Post by LymeEnigma on Sept 4, 2007 19:06:54 GMT -8
Many people believe that most co-infections share two more traits in common with Lyme than just their host vector, traits that, even on their own, appear to be rare. The first is that most co-infection blood tests are just as unreliable as those for Lyme disease, and the second is that many co-infections, when allowed to become chronic with the Lyme, also require “unconventional” long-term antimicrobial therapy.
It may very well be that some co-infections, when combined with a Lyme infection, might appear elusive or difficult to treat because of effects Lyme can have on the immune system. I would still like to explore the above two assumptions, however, using the co-infection babesiosis (a co-infection for which I was also diagnosed, via blood titer) as my model.
1. “Most co-infection blood tests are just as unreliable as the blood tests used to rule out Lyme disease.” Many people are diagnosed with babesiosis clinically, which may be valid in many cases, but it is difficult for me to believe that babesiosis, which is a protozoa that clings to, lives on, and destroys red blood cells (much like malaria) can be difficult to find in the blood. Most of us know that Lyme likes to hide outside of the blood stream and therefore is often hard to find directly in the blood. Coupled with the effects it can have on the immune system, a Lyme titer can easily come back a false-negative ... but even if a patient’s immune system is below par due to infection and/or antibiotic use, isn’t it reasonable to debate that a decent number of antibodies for babesiosis should be found in the blood, considering that the protozoa lives in the blood, not in hiding, and thus exposes itself left and right to existing white blood cells? The Lyme doesn’t destroy our immune systems that profoundly ... if that were the case we’d be no better off than patients with AIDS, and I know our immune systems are not that shot ... and even AIDS titers are considered pretty reliable tests, aren’t they?
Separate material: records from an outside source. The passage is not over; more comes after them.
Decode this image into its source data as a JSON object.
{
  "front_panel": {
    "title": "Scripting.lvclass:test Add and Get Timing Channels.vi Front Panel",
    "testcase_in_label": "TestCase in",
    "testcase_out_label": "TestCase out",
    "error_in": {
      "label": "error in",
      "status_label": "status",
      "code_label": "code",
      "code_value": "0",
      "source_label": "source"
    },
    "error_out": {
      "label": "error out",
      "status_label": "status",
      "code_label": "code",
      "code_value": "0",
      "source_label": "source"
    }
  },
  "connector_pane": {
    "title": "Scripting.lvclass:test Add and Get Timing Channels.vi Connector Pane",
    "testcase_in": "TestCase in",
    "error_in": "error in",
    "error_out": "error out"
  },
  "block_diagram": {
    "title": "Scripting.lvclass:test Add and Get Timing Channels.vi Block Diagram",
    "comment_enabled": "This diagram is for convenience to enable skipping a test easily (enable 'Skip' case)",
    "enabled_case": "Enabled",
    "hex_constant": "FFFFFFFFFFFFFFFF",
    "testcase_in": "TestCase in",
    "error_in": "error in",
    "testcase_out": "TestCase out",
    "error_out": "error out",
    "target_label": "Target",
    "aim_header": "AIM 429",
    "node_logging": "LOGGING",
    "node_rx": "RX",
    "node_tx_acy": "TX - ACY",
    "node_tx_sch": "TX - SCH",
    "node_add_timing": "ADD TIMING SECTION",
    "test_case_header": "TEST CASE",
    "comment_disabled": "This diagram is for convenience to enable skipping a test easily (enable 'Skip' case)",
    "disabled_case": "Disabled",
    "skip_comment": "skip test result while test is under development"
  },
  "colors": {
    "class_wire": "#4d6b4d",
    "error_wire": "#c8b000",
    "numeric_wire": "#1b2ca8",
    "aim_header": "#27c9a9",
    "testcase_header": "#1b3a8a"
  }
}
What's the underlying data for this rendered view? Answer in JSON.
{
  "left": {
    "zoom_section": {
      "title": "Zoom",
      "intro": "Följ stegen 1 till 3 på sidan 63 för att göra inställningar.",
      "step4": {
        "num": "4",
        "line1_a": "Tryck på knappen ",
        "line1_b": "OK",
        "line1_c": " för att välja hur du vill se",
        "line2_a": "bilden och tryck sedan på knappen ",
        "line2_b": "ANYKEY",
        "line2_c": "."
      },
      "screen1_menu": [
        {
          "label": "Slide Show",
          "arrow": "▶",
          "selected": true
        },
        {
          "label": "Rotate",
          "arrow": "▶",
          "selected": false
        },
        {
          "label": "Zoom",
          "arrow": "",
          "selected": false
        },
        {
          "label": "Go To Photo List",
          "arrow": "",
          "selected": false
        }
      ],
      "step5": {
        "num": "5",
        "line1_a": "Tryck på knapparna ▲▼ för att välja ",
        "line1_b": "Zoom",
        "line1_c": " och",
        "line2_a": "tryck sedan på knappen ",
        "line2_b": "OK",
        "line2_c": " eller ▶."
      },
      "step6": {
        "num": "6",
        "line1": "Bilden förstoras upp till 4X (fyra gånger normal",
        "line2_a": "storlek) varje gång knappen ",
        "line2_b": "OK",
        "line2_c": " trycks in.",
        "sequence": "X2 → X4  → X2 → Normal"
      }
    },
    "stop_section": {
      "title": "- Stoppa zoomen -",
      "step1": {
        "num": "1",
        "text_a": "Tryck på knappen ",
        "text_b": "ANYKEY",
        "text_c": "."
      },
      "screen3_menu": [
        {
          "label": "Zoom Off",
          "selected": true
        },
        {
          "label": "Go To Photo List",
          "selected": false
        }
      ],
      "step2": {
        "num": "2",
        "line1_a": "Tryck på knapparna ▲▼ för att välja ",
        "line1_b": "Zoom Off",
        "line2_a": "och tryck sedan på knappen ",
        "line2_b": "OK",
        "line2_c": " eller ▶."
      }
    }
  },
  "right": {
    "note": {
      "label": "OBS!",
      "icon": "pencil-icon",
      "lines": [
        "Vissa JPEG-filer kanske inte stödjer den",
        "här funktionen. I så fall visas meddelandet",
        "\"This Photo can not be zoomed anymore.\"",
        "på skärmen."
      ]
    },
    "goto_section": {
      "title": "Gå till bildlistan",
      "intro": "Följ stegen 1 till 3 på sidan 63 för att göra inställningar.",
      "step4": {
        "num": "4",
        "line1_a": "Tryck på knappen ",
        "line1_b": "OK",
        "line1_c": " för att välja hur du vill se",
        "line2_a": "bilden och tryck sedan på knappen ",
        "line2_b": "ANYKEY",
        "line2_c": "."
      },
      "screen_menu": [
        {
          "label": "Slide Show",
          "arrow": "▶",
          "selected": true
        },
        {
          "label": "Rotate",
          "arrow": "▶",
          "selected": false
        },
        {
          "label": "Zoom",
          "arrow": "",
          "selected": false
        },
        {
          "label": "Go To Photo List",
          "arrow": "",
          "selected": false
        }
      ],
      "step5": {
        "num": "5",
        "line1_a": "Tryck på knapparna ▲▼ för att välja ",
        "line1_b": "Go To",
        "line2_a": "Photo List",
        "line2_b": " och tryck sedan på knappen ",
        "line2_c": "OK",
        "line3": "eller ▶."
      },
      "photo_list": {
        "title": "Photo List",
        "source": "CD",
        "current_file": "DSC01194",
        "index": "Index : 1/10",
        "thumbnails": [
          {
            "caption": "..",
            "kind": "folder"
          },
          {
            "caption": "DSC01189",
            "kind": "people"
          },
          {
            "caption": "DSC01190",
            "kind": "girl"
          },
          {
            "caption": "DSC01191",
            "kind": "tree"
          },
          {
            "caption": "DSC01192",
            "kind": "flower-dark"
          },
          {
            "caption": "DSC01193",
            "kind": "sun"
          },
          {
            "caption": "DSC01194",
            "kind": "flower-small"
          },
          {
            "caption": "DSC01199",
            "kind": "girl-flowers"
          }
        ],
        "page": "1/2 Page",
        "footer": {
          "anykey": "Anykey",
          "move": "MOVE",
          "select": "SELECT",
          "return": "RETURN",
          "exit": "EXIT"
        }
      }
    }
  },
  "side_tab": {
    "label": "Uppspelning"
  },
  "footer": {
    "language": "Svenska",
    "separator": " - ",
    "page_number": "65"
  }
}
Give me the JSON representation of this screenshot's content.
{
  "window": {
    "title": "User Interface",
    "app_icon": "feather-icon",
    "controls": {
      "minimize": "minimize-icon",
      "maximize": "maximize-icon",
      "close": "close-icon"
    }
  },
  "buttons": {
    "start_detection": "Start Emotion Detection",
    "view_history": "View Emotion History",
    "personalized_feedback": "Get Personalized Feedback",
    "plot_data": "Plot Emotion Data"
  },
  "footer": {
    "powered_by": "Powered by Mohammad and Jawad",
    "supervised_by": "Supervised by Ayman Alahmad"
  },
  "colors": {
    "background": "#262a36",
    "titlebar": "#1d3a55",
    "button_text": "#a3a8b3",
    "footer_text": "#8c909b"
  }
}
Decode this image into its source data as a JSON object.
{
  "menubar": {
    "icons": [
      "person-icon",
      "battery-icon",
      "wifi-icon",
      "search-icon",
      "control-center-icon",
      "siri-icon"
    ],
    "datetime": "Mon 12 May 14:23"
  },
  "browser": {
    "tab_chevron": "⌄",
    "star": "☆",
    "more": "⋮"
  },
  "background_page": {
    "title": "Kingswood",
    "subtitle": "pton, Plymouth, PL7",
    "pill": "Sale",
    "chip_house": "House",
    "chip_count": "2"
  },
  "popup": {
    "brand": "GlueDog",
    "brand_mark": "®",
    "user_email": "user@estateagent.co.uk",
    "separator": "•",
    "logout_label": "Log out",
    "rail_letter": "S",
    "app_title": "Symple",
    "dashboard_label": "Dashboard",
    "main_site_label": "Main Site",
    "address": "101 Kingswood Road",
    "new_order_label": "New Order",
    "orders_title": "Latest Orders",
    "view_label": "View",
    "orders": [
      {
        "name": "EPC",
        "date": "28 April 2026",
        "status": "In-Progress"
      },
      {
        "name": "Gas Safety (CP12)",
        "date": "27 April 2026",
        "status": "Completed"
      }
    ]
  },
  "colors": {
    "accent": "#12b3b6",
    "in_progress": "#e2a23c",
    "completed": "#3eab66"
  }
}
2. “Many co-infections, when allowed to become chronic along with a Lyme infection, also require ‘unconventional’ long-term antimicrobial therapy.” I actually found studies that indicated that babesiosis is often a self-limiting disease (www.emedicine.com/ped/topic193.htm); simply put, a healthy body can take care of a babesiosis infection on its own, without the help of antimicrobials. Now, it may be the case that a patient with Lyme disease may not be healthy enough to fight a babesiosis infection well enough on its own, and perhaps a person with Lyme might go on to be co-infected with babesiosis for several years as a result. However, does a long-term infection, under these circumstances, have the ability to turn the patient’s babesiosis into a chronic, or difficult to treat, disease? Does babesiosis, a protozoa (parasite) that lives on red blood cells, possess the same mechanisms and behaviors as Lyme, a spirochete (bacteria) that spirals its way into deep tissues and can go dormant for months and years on end?
I believe that 21 days of mepron, combined with azithromycin and plaquenil, was enough to rid me of my babesiosis infection. I have been off the mepron for over four months now, and my babesiosis-specific symptoms (fevers, drenching night sweats, vomiting) have yet to return. I may just have it in remission, but I'm pretty sure it's gone. I know many people who claim to suffer from persistent babesiosis infection even after several months of antimicrobial therapy. With these people in mind, I must ask two questions: 1) might a Lyme infection sometimes affect the prognosis of certain co-infections? 2) might some of the above people who were diagnosed clinically not really have babesiosis, and thus be unsuccessful in treatment because they’re treating the wrong illness?
Any thoughts?
It may very well be that some co-infections, when combined with a Lyme infection, might appear elusive or difficult to treat because of effects Lyme can have on the immune system. I would still like to explore the above two assumptions, however, using the co-infection babesiosis (a co-infection for which I was also diagnosed, via blood titer) as my model.
1. “Most co-infection blood tests are just as unreliable as the blood tests used to rule out Lyme disease.” Many people are diagnosed with babesiosis clinically, which may be valid in many cases, but it is difficult for me to believe that babesiosis, which is a protozoa that clings to, lives on, and destroys red blood cells (much like malaria) can be difficult to find in the blood. Most of us know that Lyme likes to hide outside of the blood stream and therefore is often hard to find directly in the blood. Coupled with the effects it can have on the immune system, a Lyme titer can easily come back a false-negative ... but even if a patient’s immune system is below par due to infection and/or antibiotic use, isn’t it reasonable to debate that a decent number of antibodies for babesiosis should be found in the blood, considering that the protozoa lives in the blood, not in hiding, and thus exposes itself left and right to existing white blood cells? The Lyme doesn’t destroy our immune systems that profoundly ... if that were the case we’d be no better off than patients with AIDS, and I know our immune systems are not that shot ... and even AIDS titers are considered pretty reliable tests, aren’t they?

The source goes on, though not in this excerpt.